In fact, researchers rated cannabis 114 times less deadly than alcohol when using the margin of exposure approach, a mode of measurement that looks at a substance’s ratio of toxicological threshold and estimated human intake. Alcohol, along with heroin, tobacco, and cocaine, fell into the “high risk” category,” while ecstasy and meth were rated “medium risk.” These findings reinforce previous data that ranked recreational drugs similarly using different methods of measurement.

Compare this ranking with the United States’ list of Controlled Substances and you’ll notice some infuriating discrepancies. Cannabis is placed in the most restrictive category alongside ecstasy and heroin, where these drugs are considered to have no therapeutic value and a high risk profile. Schedule II is where you’ll find cocaine, meth, and opiate painkillers; these drugs have “accepted medicinal applications,” but still have a high abuse potential.

Meanwhile, you’ll find no trace of alcohol or tobacco on this list. Nowhere to be seen.

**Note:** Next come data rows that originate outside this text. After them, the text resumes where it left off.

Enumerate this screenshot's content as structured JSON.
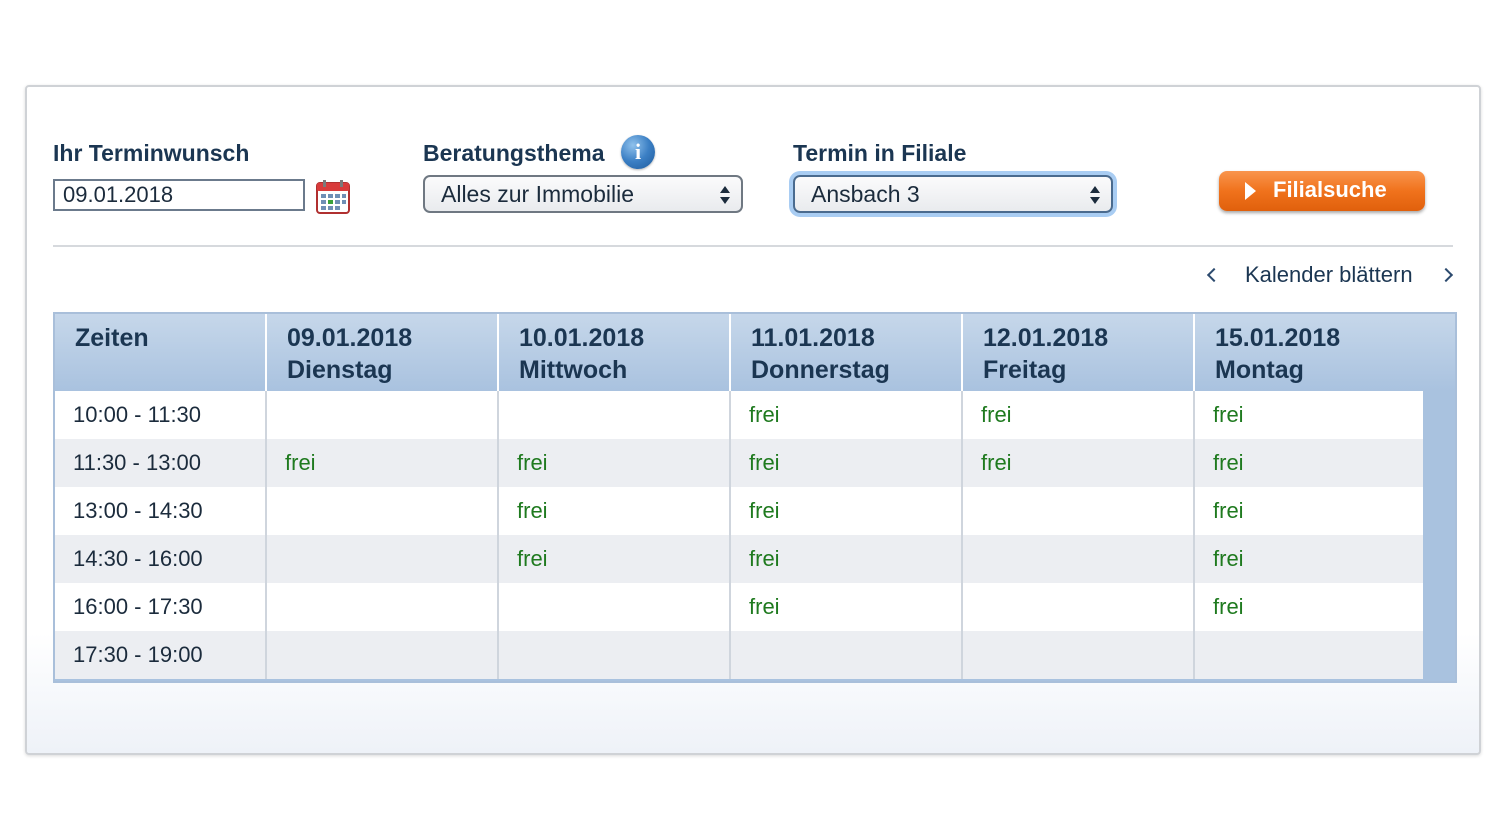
{
  "form": {
    "wish_label": "Ihr Terminwunsch",
    "wish_date": "09.01.2018",
    "topic_label": "Beratungsthema",
    "topic_value": "Alles zur Immobilie",
    "branch_label": "Termin in Filiale",
    "branch_value": "Ansbach 3",
    "search_button": "Filialsuche"
  },
  "calendar_nav": {
    "label": "Kalender blättern"
  },
  "table": {
    "times_header": "Zeiten",
    "days": [
      {
        "date": "09.01.2018",
        "weekday": "Dienstag"
      },
      {
        "date": "10.01.2018",
        "weekday": "Mittwoch"
      },
      {
        "date": "11.01.2018",
        "weekday": "Donnerstag"
      },
      {
        "date": "12.01.2018",
        "weekday": "Freitag"
      },
      {
        "date": "15.01.2018",
        "weekday": "Montag"
      }
    ],
    "rows": [
      {
        "time": "10:00 - 11:30",
        "slots": [
          "",
          "",
          "frei",
          "frei",
          "frei"
        ]
      },
      {
        "time": "11:30 - 13:00",
        "slots": [
          "frei",
          "frei",
          "frei",
          "frei",
          "frei"
        ]
      },
      {
        "time": "13:00 - 14:30",
        "slots": [
          "",
          "frei",
          "frei",
          "",
          "frei"
        ]
      },
      {
        "time": "14:30 - 16:00",
        "slots": [
          "",
          "frei",
          "frei",
          "",
          "frei"
        ]
      },
      {
        "time": "16:00 - 17:30",
        "slots": [
          "",
          "",
          "frei",
          "",
          "frei"
        ]
      },
      {
        "time": "17:30 - 19:00",
        "slots": [
          "",
          "",
          "",
          "",
          ""
        ]
      }
    ]
  },
  "colors": {
    "accent_orange": "#f0721c",
    "header_blue": "#a9c2df",
    "free_green": "#1f7a1f"
  }
}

We have the empirical proof that cannabis is less dangerous than alcohol, tobacco, and most restricted substances. There is an ever-growing body of evidence supporting its medicinal benefits in PTSD, epilepsy, Crohn’s, anxiety, depression, pain, nausea, and so many other symptoms and conditions. Not only that, scientists, pediatricians, and congressmen have called for the rescheduling of cannabis. Support for legalized cannabis is growing day by day, and there’s certainly reason to believe that reform will come eventually.